Evans, 24, who favors a full beard these days, follows his former team closely. Four years in one place is a long time, he says, smiling. He speaks often with Isaiah Thomas, likes the acquisition of Gay, and is impressed with DeMarcus Cousins’ development; in this particular instance, no news means good news. “I’m not hearing all that stuff about DeMarcus around the league any more,” Evans with. “You just hear about his basketball.”
Evans’ own transition to a new city and a different role has been an adjustment, both due to health and expectations. The Pelicans envision the 6-foot-6 veteran as the team’s sixth man, and primarily at small forward.
Given the sort of grab-bag approach to Evans first four seasons, this was a dramatic sort of leap: As the 2009 Rookie of the Year and the Kings’ designated point guard, the No.4 overall draft choice averaged 20.1 points, 5.8 assists and 5.3 rebounds. After Paul Westphal departed, Keith Smart attempted to curb Evans’ tendency to dominate the ball and shifted him to shooting guard and small forward. The experiment was ongoing, evolving, when the Kings were sold and the parties sat down and negotiated a contract.
If the Kings pursuit of a pass-first point guard was thought to be resolved with the acquisition of Vasquez, the Pelicans, who weeks earlier acquired All-Star point guard Jrue Holiday from Philadelphia, were intrigued by Evans’ combination of size, strength and skills.

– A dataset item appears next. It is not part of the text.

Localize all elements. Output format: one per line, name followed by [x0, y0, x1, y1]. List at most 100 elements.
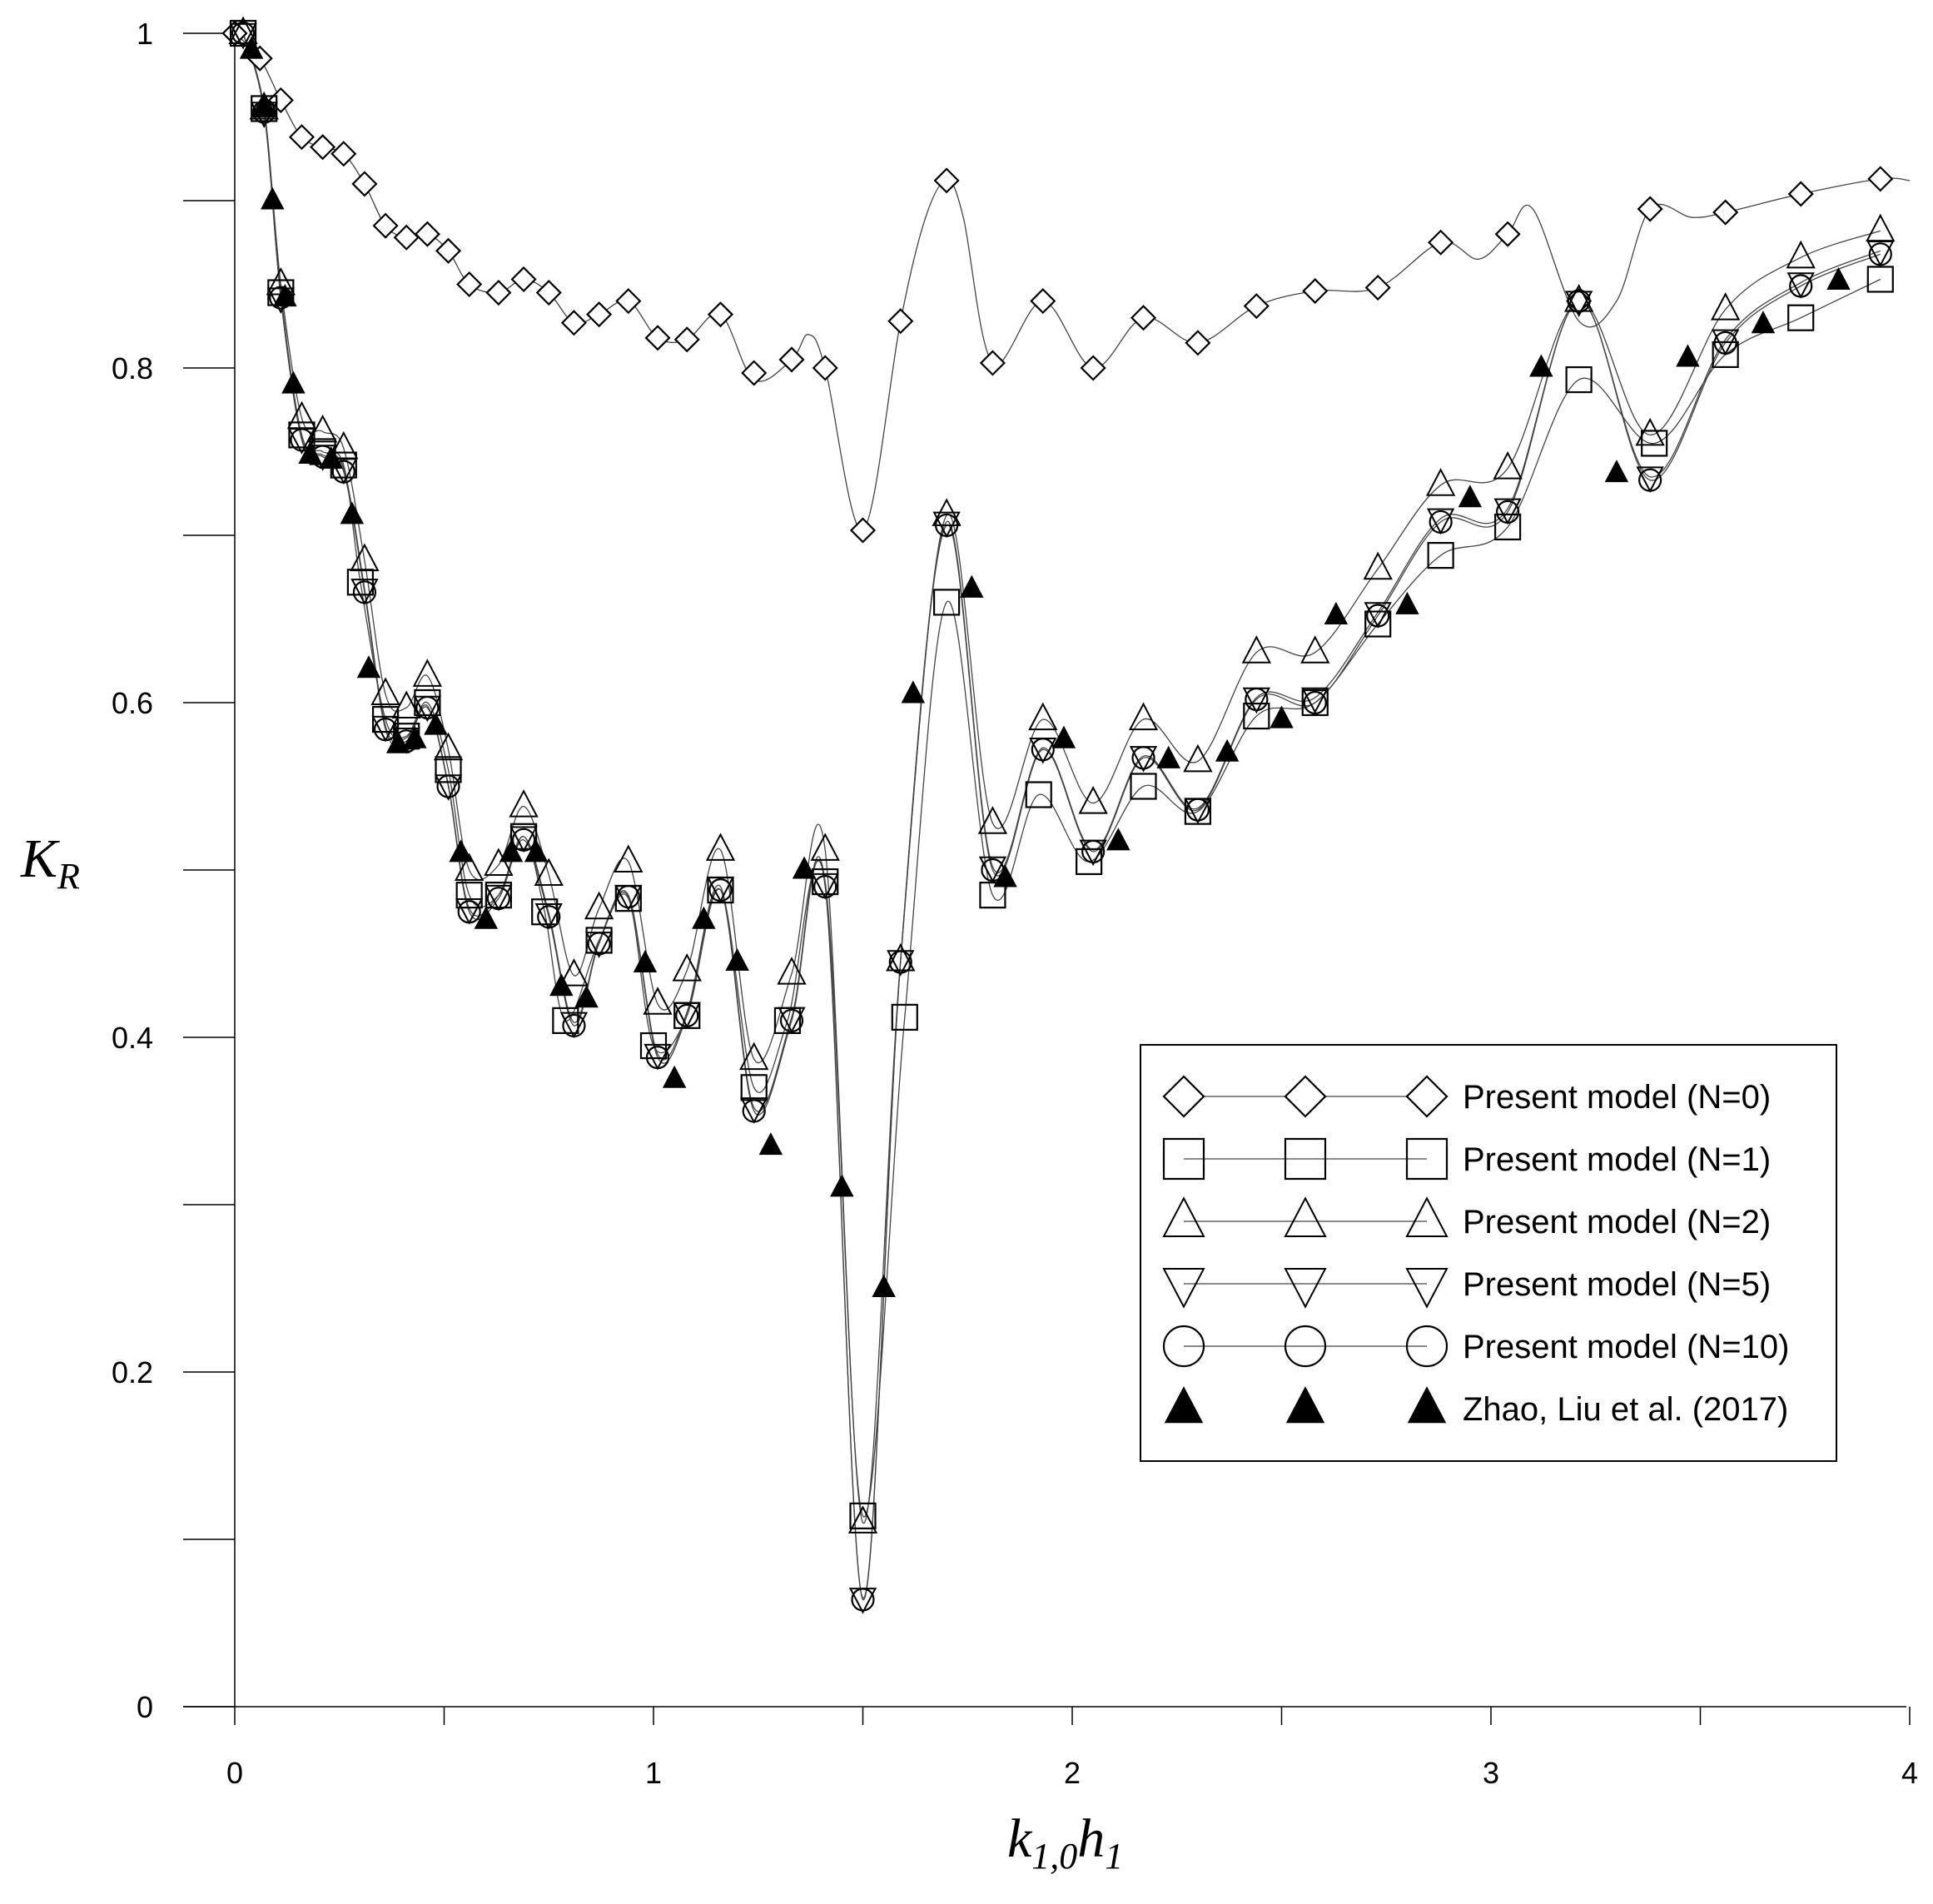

“It’s a thing I’ve never had as a coach,” said Pelicans coach Monty Williams, “somebody who’s big and strong, and can attack the basket. Tyreke’s a willing passer, and he has a thirst to learn, moreso than I thought. Just looking at him from afar, I didn’t know that he was that type of player. I’m tough on guys and he takes it pretty well. He’s got a toughness, an edginess that I like.”
When he’s healthy, Evans grabs rebounds and heads downcourt like a freight train on ice skates. He slithers between defenders and has an uncanny, elusive stride to the basket. He scores with either hand on a variety of twisting one-handers, reverse layups, acrobatic flip shots and occasional dunks.
When he’s healthy. When his feet aren’t bothering him. When his left ankle isn’t swollen.
But that left ankle is still a pain. Evans turned the ankle during the Pelicans first preseason game and has missed two regular-season games. He is coming off his two best outings of the year, including a second career triple-double against the Los Angeles Clippers, but as he removes his sneakers after Sunday’s practice, the outside of his left foot is still visibly swollen.
“The trainers tape it up really tight, so it’s almost like a cast, but it’s still there,” Evans added. “I get treatment, and that’s about all I can do. I twisted it about three games ago. Hopefully it comes back all the way because I want to get out with these guys. There’s things to learn in a new system, with new coaches and teammates.”
A healthy Pelicans roster is young and intriguing, to say the least, and also features Anthony Davis, Eric Gordon and Ryan Anderson.
“Jrue, Eric, Tyreke and Ryan haven’t played together a lot because of injuries,” noted Williams. “I like Tyreke and Ryan coming off the bench, but I have to do a better job figuring ways to use him. Once he stays injury free, we’re going to see an even better Tyreke.”